February 12, 2014 8:06 am
Rogers announced their Q4 and 2013 year-end results today. This is the first time we’ve heard from new President and CEO Guy Laurence, who stepped into the role when Nadir Mohamed departed on December 2nd.
Laurence stated on his first month that “While I’ve only been on the job a short while I believe we have a unique opportunity to move the business forward in ways that will be very rewarding for our customers, our shareholders and our employees. The foundation of the company is strong and we continue to generate healthy margins and cash flow, but our rate of growth has slowed. Currently, I’m criss-crossing the country listening to all of our key stakeholders to hear their feedback and to develop a detailed plan that will build on our legacy and grow shareholder value for many years to come. I know we can do better and this is a key focus for me and the management team.”
As for Q4 specific wireless results, Rogers reported a 4% decline in wireless revenue ($1,851b) and this was directly caused by “lower priced roaming plans and pricing changes associated with our new simplified plans.” For the year 2013 wireless revenues topped $7,270b.
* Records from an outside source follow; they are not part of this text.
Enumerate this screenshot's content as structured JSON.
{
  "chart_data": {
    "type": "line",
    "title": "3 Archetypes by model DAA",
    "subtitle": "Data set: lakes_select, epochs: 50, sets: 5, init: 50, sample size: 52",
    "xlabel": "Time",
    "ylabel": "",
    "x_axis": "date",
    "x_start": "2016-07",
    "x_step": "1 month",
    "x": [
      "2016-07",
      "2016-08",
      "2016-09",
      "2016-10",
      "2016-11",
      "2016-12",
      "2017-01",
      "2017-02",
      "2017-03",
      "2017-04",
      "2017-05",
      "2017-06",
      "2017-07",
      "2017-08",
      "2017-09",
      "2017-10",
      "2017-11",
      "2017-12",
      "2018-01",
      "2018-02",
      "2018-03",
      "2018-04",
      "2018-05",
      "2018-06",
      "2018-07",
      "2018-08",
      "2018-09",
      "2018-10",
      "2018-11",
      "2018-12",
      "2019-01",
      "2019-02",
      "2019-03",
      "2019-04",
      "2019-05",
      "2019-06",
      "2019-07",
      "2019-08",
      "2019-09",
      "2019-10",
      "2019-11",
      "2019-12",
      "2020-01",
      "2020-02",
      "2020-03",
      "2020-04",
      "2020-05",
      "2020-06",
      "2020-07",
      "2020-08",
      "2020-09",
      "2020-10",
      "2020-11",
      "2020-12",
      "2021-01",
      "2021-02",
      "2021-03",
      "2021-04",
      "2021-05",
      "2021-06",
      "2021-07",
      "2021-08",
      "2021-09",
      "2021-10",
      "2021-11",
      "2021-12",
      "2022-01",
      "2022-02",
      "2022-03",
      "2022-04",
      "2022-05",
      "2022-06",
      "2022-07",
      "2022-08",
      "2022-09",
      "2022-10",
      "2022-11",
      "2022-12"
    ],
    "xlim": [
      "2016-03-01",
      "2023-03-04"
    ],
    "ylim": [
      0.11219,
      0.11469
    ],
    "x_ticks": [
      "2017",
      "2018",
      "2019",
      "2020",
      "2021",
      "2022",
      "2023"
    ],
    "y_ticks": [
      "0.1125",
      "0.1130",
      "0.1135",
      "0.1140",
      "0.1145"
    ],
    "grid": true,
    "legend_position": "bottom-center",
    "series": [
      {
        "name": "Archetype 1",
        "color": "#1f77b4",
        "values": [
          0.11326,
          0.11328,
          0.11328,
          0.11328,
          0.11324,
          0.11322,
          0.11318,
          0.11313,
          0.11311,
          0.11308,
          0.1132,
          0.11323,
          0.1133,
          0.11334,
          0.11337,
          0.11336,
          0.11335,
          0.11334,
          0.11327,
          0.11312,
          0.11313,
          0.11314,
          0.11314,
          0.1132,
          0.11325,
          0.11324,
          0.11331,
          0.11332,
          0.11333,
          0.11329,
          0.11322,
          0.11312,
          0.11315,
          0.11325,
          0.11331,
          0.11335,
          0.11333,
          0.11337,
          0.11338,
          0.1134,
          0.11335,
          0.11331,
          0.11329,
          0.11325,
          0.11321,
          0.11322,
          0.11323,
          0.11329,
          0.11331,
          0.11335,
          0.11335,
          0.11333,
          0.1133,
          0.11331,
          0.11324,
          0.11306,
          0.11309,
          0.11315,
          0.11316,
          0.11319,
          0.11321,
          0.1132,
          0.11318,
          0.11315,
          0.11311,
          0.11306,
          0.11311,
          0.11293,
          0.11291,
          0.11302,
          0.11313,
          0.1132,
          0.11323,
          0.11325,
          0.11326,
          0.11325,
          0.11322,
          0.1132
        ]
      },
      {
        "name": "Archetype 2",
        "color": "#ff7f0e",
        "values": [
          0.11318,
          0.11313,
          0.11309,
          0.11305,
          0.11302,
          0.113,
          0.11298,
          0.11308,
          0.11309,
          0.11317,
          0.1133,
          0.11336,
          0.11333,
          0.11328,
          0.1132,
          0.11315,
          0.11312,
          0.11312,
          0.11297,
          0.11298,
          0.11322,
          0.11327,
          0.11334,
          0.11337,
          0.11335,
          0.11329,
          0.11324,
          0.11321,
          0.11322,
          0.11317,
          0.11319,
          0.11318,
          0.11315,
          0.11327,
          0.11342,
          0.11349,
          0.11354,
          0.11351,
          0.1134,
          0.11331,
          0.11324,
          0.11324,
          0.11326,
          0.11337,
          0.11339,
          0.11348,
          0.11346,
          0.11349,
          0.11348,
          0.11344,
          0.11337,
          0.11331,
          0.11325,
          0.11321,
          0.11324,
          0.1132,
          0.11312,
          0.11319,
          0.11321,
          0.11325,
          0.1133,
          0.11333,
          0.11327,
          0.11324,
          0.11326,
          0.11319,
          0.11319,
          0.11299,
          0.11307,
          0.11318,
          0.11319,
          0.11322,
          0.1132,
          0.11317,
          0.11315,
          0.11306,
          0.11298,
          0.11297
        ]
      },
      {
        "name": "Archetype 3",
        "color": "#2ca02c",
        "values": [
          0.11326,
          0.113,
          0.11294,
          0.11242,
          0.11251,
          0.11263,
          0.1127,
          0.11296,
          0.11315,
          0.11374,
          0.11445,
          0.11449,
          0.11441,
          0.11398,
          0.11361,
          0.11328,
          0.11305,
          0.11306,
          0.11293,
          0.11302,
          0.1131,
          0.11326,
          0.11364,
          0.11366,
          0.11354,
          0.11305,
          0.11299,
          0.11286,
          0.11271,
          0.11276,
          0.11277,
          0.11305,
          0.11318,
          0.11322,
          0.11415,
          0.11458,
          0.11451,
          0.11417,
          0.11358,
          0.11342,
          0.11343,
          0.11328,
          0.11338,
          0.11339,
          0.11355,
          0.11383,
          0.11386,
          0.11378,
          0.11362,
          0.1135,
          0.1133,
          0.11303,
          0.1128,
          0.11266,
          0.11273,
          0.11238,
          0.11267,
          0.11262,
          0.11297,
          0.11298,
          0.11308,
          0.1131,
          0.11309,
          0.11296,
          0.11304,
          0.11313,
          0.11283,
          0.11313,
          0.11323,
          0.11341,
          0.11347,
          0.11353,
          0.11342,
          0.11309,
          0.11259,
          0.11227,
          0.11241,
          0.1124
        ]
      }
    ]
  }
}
Rogers subscriber base is now sitting at 9,503,000 — 8,074,000 postpaid and 1,429,000 prepaid — which a slight increase of 5,000 subs from last quarter. Rogers says the the reason for the slow in subscribers was blamed on the industry transition from 3-year to 2-year plans and the recent adoption of the CRTC Wireless Code.
Blended ARPU (Average Revenue Per User) was $58.59. Data ARPU was $28.95, up $3.23 over last year. Voice ARPU was $29.64 and saw a massive drop of $5.12. 75% total postpaid subscribers now have a smartphone.